A year ago, I made a commitment to myself, and began an effort to make shifts in my habits, to say ‘no’ a lot more, and to reclaim my life in ways that for too long had gone awry. This week, I had to make that commitment again.
As I get older, time — as an idea, as a practice and sparring partner; as a companion on this journey — is a mutable, unreliable thing. I can’t really expend much in the way of cognitive resources worrying about it, as I might have in my youth. It’s only a variable, useful in paperwork and filing taxes, but otherwise, an abstraction that doesn’t deserve much focus.
I’m more concerned about the general sense of being, the fulfilment factor, and the emotional undercurrent that influences my choices, day to day. Thus, when I find myself struggling in familiar territory that I’ve been actively building myself up and out of, I have to stop and reassess.
We all want to be growing, learning, expanding and leaning into the best version of ourselves. If we’re paying attention, the people we maintain relationships with are an excellent indicator of our progress, or lack thereof. One life, right?
Since we rarely enjoy others making life decisions on our behalf, we must push through the initial barrier of fear, trepidation or resistance, again and again. Gather information, hear perspectives and insights from your fellow travelers, but be like Captain Picard, and make the ultimate call, right or wrong. Life is for learning, so one can safely argue that nothing goes to waste.
Over the years, there have been many steps forward and upward, but there have been nearly as many slides backward, just so I don’t get cocky, or complacent. Sometimes, it feels like I’m at a complete standstill, or as if some unconscious reset happened over a few weeks or months, and I’m in very tangible ways back where I was a decade ago.
Of course, that’s not at all true. It’s a paradox of perception, and an unfair, reductionistic assessment of the facts at hand.
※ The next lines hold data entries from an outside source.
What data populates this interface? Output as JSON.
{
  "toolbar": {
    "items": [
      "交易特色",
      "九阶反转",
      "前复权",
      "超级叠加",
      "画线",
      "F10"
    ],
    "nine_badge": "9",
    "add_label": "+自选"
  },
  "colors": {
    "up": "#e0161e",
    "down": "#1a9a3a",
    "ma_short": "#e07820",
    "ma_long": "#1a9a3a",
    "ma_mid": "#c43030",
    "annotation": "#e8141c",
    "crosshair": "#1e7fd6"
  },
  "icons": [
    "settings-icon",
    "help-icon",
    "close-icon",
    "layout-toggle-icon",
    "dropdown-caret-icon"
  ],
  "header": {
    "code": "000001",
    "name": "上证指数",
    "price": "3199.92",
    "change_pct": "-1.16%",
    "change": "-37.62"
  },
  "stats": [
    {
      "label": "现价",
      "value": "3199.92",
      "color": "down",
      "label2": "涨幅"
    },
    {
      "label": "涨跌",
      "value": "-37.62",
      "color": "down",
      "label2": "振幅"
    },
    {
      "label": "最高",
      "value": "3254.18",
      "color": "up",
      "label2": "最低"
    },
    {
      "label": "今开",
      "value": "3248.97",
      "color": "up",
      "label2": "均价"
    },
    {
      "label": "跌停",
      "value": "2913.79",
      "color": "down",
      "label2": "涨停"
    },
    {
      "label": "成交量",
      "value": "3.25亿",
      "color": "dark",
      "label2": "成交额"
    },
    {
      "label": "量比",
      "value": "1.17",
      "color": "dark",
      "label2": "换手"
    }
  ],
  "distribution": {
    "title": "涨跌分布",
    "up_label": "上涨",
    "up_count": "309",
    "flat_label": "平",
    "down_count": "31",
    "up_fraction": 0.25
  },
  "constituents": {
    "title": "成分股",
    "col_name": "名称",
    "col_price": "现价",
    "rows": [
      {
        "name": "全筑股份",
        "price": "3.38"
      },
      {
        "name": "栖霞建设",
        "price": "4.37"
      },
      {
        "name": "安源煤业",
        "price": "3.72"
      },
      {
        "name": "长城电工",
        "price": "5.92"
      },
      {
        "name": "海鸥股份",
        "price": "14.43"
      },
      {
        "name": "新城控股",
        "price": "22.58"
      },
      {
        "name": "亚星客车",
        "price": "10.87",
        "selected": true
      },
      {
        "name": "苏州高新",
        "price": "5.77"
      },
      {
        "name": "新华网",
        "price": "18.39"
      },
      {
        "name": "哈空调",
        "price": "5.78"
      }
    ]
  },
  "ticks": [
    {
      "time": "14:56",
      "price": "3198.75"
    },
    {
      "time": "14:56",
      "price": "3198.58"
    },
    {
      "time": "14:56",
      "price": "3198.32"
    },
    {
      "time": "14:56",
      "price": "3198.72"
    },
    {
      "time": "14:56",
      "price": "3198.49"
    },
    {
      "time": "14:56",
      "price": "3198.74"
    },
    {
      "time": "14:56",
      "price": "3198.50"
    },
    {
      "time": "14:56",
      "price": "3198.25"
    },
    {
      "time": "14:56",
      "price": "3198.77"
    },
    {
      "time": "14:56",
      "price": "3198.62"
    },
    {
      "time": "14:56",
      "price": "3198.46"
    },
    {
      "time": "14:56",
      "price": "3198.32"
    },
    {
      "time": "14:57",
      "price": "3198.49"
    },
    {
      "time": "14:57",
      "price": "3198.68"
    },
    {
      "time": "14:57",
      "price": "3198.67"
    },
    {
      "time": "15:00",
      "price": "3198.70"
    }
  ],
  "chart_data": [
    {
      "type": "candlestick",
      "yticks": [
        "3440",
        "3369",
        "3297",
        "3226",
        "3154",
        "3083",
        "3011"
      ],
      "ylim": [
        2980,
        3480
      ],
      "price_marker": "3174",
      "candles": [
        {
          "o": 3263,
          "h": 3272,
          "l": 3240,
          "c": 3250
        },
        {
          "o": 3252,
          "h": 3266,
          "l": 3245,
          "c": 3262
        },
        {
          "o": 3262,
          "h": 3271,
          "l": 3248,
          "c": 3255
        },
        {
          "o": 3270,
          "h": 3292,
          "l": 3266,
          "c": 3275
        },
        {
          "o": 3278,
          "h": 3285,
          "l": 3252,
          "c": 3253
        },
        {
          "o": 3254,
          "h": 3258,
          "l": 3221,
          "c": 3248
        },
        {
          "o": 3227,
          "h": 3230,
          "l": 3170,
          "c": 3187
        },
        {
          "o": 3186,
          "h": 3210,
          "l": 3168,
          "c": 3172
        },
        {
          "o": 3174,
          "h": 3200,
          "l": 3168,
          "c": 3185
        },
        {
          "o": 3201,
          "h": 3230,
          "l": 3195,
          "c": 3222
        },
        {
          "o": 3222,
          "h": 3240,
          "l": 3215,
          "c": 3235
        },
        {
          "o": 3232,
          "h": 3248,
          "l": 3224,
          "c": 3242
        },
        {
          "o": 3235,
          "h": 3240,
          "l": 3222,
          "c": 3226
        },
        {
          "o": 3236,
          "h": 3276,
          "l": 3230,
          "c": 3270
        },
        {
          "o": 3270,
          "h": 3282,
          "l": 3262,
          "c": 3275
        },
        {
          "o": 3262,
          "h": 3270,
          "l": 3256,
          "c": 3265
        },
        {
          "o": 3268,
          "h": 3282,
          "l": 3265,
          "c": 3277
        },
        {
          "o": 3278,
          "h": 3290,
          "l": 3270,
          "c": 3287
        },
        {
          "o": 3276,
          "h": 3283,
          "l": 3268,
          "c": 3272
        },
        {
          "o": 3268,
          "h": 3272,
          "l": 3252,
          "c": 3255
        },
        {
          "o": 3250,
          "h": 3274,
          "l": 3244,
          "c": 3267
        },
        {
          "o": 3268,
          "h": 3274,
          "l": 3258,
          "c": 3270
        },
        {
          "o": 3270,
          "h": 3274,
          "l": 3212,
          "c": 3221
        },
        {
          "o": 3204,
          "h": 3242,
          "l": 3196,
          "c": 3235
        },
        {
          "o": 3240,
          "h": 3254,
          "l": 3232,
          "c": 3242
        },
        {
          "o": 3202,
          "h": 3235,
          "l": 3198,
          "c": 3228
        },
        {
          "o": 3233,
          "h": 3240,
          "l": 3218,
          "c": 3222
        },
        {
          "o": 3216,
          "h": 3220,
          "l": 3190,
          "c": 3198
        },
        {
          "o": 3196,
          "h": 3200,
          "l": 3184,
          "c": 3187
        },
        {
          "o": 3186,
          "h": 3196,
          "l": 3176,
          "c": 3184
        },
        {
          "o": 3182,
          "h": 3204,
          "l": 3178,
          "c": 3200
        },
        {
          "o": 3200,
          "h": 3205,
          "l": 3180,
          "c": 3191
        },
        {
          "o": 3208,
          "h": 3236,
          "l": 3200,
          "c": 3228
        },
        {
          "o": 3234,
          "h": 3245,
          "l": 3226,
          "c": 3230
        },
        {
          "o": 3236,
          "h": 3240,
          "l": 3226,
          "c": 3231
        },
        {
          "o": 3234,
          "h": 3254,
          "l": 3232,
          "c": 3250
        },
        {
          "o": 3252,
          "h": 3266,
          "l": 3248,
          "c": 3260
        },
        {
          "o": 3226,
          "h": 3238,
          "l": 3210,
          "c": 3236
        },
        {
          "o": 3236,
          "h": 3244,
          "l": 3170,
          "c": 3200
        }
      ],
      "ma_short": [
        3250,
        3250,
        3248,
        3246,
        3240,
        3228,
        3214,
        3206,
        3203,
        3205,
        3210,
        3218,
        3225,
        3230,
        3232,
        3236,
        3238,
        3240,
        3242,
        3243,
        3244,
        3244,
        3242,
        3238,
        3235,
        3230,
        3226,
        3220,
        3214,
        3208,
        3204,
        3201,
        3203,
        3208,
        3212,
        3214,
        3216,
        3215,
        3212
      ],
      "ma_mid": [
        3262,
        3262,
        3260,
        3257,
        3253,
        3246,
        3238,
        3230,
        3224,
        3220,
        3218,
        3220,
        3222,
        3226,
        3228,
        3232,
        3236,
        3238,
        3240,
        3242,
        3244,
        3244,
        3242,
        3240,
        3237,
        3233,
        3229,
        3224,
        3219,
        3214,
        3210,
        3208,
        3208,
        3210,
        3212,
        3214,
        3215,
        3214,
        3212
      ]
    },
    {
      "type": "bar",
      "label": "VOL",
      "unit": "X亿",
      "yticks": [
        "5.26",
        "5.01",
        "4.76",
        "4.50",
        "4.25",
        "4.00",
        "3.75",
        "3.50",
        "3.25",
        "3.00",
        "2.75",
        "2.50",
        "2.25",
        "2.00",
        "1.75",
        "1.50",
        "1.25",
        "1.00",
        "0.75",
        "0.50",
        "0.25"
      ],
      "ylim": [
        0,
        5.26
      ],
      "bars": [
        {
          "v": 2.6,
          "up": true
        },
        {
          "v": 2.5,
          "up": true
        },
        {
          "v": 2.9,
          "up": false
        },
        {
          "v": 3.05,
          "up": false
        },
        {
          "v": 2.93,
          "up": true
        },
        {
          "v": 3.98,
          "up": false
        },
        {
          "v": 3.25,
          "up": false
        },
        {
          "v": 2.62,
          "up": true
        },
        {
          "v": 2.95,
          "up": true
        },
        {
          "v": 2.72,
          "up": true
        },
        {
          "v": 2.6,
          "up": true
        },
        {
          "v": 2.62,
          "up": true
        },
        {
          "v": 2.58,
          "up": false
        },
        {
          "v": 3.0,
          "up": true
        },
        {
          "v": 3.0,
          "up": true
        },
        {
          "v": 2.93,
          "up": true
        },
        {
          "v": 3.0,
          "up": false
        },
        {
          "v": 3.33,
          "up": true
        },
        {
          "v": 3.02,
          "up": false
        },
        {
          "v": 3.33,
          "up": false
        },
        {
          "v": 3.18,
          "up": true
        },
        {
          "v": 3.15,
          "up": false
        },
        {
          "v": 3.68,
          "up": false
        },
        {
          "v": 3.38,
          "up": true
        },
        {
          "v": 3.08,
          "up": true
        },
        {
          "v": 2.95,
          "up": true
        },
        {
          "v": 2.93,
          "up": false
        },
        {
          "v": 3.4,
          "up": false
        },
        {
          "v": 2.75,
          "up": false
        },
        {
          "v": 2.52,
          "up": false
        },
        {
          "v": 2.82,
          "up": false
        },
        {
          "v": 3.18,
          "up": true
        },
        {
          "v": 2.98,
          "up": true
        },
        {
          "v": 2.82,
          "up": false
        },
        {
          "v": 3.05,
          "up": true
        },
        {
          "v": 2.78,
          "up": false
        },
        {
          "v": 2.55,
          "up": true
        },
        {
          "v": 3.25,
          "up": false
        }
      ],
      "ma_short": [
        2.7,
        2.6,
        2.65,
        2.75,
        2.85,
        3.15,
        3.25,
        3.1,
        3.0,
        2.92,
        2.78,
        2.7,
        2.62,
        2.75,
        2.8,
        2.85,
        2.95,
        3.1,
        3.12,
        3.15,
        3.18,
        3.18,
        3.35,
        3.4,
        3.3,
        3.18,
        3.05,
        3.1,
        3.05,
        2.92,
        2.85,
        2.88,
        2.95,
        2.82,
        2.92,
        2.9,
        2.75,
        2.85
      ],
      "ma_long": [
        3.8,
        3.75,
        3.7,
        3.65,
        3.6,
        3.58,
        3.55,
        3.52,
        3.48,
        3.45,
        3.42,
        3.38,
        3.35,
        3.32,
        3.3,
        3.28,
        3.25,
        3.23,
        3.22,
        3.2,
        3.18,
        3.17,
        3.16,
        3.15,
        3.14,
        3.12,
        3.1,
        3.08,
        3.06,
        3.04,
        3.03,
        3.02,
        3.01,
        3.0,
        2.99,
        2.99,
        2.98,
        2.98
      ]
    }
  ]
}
Like everyone else, I’ve changed in ways both small and quite significant. We can’t possibly keep track of the subtlety of incremental improvement and evolutionary adjustments that we progress through in a lifetime. Countless books have been read, journals have been written, loves have been had and lost. Friends, family and pets have passed away. We may not have physically moved to somewhere else, but we most certainly have been moved.
It can all seem quite heavy at times, especially so when we feel as if we’re forever clambering up a damn hill. We live in a culture with a strong bias toward the treacherous and negative, so it’s understandable that we would give extra weight to the suffering, the challenges and the setbacks.
It doesn’t have to be that way. You can defy gravity. You can observe the pattern trying to reassert itself, hoping to undo all you’ve accomplished until now. And you can choose to keep observing it, so to bear witness as it simply fades away.